Jordan Cashmore, a student at Nottingham Trent University, recently asked me for help determining if correlation and causality exist between the rise of internet use over the last 15 years and the drop in British crime over the same period. Jordan, for his dissertation, proposes that correlation and causality do exist based on criminology theory, and requested help quantifying the proposed relationship with statistics. Using data he provided, I took on the challenge to practice my statistical consulting:

## Results

### Correlation

After accounting for the possible distortions in linear models brought about by regressions involving time-series data, I concluded that internet usage in the UK inversely correlates with a drop in British crime over the last 15 years (Pearson’s R of -0.949 with a p-value of 6.079e-10). The correlation is clearly significant.

### Causality

The data is insufficient for statistical (Granger) causal inference. Analysts will have to rely on criminological theory to discern whether a causal relationship exists between the rise of internet use and Britain’s drop in crime.

## Method

I obtained crime victimization counts from the British Crime Survey for the years 1991 through 2009, and used linear interpolation to fill in missing values. This interpolation induces possible noise into the calculations; I chose to accept this risk. For internet usage, the World Bank provides yearly data detailing the percentage of the UK population using the internet.

### Correlation

Plotting the two time-series against each other and conducting OLS regression yields:

The regression lends strong evidence for correlation between the two time-series. However, because regressions involving time-series can be dodgy, I computed the Durbin-Watson statistic from the residuals, to test for serial correlation. Since the Durbin-Watson statistic exceeds the R^{2} value of the residuals vs. their lags, I concluded that no serial correlation distorts the model [1].

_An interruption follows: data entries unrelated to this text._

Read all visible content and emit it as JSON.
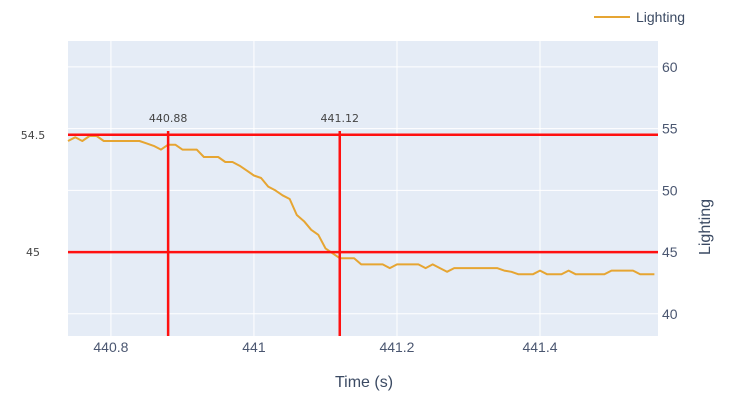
{
  "chart_data": {
    "type": "line",
    "xlabel": "Time (s)",
    "ylabel": "Lighting",
    "xlim": [
      440.74,
      441.565
    ],
    "ylim": [
      38.2,
      62.1
    ],
    "x_ticks": [
      440.8,
      441,
      441.2,
      441.4
    ],
    "y_ticks": [
      40,
      45,
      50,
      55,
      60
    ],
    "grid": true,
    "legend_position": "top-right",
    "series": [
      {
        "name": "Lighting",
        "color": "#E6A532",
        "x": [
          440.74,
          440.75,
          440.76,
          440.77,
          440.78,
          440.79,
          440.8,
          440.81,
          440.82,
          440.83,
          440.84,
          440.85,
          440.86,
          440.87,
          440.88,
          440.89,
          440.9,
          440.91,
          440.92,
          440.93,
          440.94,
          440.95,
          440.96,
          440.97,
          440.98,
          440.99,
          441.0,
          441.01,
          441.02,
          441.03,
          441.04,
          441.05,
          441.06,
          441.07,
          441.08,
          441.09,
          441.1,
          441.11,
          441.12,
          441.13,
          441.14,
          441.15,
          441.16,
          441.17,
          441.18,
          441.19,
          441.2,
          441.21,
          441.22,
          441.23,
          441.24,
          441.25,
          441.26,
          441.27,
          441.28,
          441.29,
          441.3,
          441.31,
          441.32,
          441.33,
          441.34,
          441.35,
          441.36,
          441.37,
          441.38,
          441.39,
          441.4,
          441.41,
          441.42,
          441.43,
          441.44,
          441.45,
          441.46,
          441.47,
          441.48,
          441.49,
          441.5,
          441.51,
          441.52,
          441.53,
          441.54,
          441.55,
          441.56
        ],
        "y": [
          54.0,
          54.3,
          54.0,
          54.4,
          54.4,
          54.0,
          54.0,
          54.0,
          54.0,
          54.0,
          54.0,
          53.8,
          53.6,
          53.3,
          53.7,
          53.7,
          53.3,
          53.3,
          53.3,
          52.7,
          52.7,
          52.7,
          52.3,
          52.3,
          52.0,
          51.6,
          51.2,
          51.0,
          50.3,
          50.0,
          49.6,
          49.3,
          48.0,
          47.5,
          46.8,
          46.4,
          45.3,
          44.9,
          44.5,
          44.5,
          44.5,
          44.0,
          44.0,
          44.0,
          44.0,
          43.7,
          44.0,
          44.0,
          44.0,
          44.0,
          43.7,
          44.0,
          43.7,
          43.4,
          43.7,
          43.7,
          43.7,
          43.7,
          43.7,
          43.7,
          43.7,
          43.5,
          43.4,
          43.2,
          43.2,
          43.2,
          43.5,
          43.2,
          43.2,
          43.2,
          43.5,
          43.2,
          43.2,
          43.2,
          43.2,
          43.2,
          43.5,
          43.5,
          43.5,
          43.5,
          43.2,
          43.2,
          43.2
        ]
      }
    ],
    "hlines": [
      {
        "y": 54.5,
        "label": "54.5",
        "color": "#FF1010"
      },
      {
        "y": 45,
        "label": "45",
        "color": "#FF1010"
      }
    ],
    "vlines": [
      {
        "x": 440.88,
        "label": "440.88",
        "color": "#FF1010"
      },
      {
        "x": 441.12,
        "label": "441.12",
        "color": "#FF1010"
      }
    ],
    "plot_bg": "#E5ECF6",
    "grid_color": "#FFFFFF"
  }
}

I also ensured the residuals are normally distributed:

After deciding from this analysis that linear models are appropriate, I computed the Pearson and Spearman correlations, along with tests for the null hypothesis that the true correlation is zero:

### Causality

I tested for Granger causality between the differenced time-series with one through four lags, and in both directions. The data showed no Granger causality between the two series. However, this is unsurprising since there is relatively little data to work with (15 years, sampled yearly). Therefore, investigators will have to rely on criminology theory to infer causality; these Granger tests should be treated as inconclusive.

## References

1. Marcus Marktanner, Chapter Four of online class notes, http://marcusmarktanner.com/Lecture%20Notes/Applied%20Econometrics/CHAPTER%204%20PERFORMING%20STEPS%20IN%20TIME%20SERIES%20REGRESSION.pdf, Accessed 4 March 2012.

## Code

R code used for this analysis is posted at http://badassdatascience.com/wiki/index.php?title=British_Crime_and_Internet_Use.

Hi – this is a great site. And your online analysis is a great contribution to knowledge progression. That said – I may be wrong, and please correct me if I am – but wasn’t this data supplied to you by an undergraduate student? If so – I think its good scholarly etiquette to make the fact known. He’s been working on the idea for over a year, after all. In fact, since reading my blog: http://www.bestthinking.com/thinkers/science/social_sciences/sociology/mike-sutton?tab=blog&blogpostid=9634%2c9634

Good scholars site each others contributions -and he has sited your blog in his dissertation. If it gets a mark above 70 percent it gets published in the Internet Journal of criminology. And he has an academic article in draft…which is also going to site your blog. Quid pro quo?

Best wishes

Mike

Of course I’ll change the post to cite the source of my data. Sorry about the oversight!

From 1990 to 1995 the correlation was the opposite, how is that explained? What other macro statistics trended up (or down) steadily from 1995 to 2005 in particular? Purchasing power of the minimum wage perhaps? Average literacy levels? It could be anything. There are no doubt dozens of such statistics which would show an equally strong correlation. You do point out that “analysts will have to rely on criminological theory to discern whether a causal relationship exists” but no such theory is presented, and without it you might as well be talking about correlation to the price of palladium or even a packet of crisps.